Re: Poród - co warto wiedzieć ...i mieć ;)
: czwartek 04 lut 2016, 15:59
autor: hania
Ja pod dry bed klade gazety po prostu. Sa zroznicowane cenowo i jakosciowo.
Re: Poród - co warto wiedzieć ...i mieć ;)
: piątek 05 lut 2016, 09:49
autor: qzia
Ja kładę podkładu tak do końca 1 miesiąca. Potem, jak zaczynają glamać i przeżuwać i srać, za przeproszeniem, tym czego mama już nie sprząta to zmieniam na drybeda. Wtedy maluszki zaczynają wychodzić z kojca za potrzebą. Czyli sikają i kupkaja na gazety. U mastiffów cały czas był drybed ze względów na rozmiary mamusi. Pod nim był ręcznik lub stara kołdra i bez foli. W pierwszym miesiącu nie było problemów z przesiąkaniem a potem jak powyżej.
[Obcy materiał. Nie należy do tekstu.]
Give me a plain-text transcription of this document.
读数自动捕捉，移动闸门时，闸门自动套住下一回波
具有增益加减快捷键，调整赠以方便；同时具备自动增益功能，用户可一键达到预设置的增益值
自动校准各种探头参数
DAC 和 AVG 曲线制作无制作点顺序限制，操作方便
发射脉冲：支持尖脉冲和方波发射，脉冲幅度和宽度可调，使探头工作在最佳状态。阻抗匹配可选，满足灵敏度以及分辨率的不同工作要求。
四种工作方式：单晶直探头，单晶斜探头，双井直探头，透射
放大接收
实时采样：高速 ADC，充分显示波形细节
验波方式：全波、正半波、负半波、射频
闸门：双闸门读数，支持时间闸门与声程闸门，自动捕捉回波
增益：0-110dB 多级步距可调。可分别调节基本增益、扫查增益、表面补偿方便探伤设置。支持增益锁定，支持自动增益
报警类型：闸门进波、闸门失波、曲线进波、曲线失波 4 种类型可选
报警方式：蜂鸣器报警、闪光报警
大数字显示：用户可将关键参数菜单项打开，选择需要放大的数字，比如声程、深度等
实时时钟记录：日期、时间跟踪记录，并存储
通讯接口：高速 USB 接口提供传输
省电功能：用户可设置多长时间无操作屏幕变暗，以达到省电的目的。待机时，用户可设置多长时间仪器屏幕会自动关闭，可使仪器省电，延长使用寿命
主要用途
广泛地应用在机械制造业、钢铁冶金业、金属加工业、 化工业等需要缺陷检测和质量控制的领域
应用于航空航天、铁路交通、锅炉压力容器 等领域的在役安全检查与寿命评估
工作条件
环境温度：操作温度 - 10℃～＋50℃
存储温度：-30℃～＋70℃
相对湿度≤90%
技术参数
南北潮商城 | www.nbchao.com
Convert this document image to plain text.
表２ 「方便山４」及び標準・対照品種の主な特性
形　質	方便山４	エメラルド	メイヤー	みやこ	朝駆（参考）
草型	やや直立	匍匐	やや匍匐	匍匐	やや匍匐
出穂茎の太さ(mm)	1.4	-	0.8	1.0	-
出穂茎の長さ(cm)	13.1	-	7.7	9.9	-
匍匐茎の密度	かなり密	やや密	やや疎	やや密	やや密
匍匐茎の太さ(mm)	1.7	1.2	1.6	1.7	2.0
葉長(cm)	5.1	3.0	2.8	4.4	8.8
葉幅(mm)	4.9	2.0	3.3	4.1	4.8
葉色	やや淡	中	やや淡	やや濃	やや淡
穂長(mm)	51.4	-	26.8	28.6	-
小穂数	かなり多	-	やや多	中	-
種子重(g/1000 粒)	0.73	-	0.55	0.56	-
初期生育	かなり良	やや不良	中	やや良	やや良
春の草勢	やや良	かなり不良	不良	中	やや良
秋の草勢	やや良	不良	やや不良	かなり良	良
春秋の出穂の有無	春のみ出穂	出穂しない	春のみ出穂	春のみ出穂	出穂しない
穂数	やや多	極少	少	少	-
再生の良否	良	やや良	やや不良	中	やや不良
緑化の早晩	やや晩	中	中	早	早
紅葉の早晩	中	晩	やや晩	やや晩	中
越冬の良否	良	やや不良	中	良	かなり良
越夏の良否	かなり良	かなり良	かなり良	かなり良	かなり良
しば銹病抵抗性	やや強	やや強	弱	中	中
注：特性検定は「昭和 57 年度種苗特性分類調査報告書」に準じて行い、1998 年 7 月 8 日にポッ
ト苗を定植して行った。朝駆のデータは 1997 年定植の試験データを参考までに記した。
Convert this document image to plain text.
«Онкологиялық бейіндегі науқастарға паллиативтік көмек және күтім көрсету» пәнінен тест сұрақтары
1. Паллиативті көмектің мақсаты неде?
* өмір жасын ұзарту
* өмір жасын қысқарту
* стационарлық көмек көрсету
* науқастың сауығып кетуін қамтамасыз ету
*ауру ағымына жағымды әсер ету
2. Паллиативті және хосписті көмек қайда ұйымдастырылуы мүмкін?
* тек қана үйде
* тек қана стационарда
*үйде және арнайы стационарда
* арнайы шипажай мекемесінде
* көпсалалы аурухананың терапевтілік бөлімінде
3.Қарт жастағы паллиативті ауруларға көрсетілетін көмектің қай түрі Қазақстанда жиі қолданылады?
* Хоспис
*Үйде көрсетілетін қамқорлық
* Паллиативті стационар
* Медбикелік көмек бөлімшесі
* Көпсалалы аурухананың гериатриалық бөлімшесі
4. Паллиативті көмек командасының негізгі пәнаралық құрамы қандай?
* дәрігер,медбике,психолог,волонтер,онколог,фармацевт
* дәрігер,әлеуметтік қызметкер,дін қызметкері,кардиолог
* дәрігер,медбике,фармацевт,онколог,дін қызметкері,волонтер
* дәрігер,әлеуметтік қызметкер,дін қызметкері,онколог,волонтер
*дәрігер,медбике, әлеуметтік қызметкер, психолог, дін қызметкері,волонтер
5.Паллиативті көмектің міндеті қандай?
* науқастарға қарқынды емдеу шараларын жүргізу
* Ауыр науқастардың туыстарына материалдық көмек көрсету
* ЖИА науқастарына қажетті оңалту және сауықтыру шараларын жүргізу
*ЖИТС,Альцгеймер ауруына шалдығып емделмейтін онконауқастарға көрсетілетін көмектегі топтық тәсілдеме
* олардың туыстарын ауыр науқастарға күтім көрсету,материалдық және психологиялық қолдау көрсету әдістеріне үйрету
Re: Poród - co warto wiedzieć ...i mieć ;)
: piątek 05 lut 2016, 11:30
autor: Ania W
Moje drybedy nie działy "do końca". Nie wiem czy to były jakieś super wypasione egzemplarze czy "podróby". Wilgoć owszem przepuszczały, ale jeżeli ktoś liczyłby, że wierzch pozostanie suchutki to by się przeliczył...Ja się przeliczyłam, zwłaszcza jak kilka razy wdepnęłam stopą odzianą jedynie w skarpetkę

Pod spód najlepiej podłożyć coś chłonącego i jednocześnie nieprzepuszczającego.
Dla mnie drybed jest ok, ale żebym przeżyła jakąś szczególną ekscytację podczas jego użytkowania to nie powiem.
Plusy :
- lekki
- miękki,wygodny dla psa
- dobrze izoluje np. od zimnego podłoża...nawet myślę, że trochę jakby "grzeje"
- szybko schnie, a właściwie obcieka
- w pewnym stopniu przepuszcza wilgoć, na pewno lepiej niż standardowy kocyk itp.
Minusy:
- na moich pozostawała jednak wilgoć na wierzchniej warstwie.
- w miśka wbija się brud ( okruchy, małe śmieci) i jest to nie do wydobycia.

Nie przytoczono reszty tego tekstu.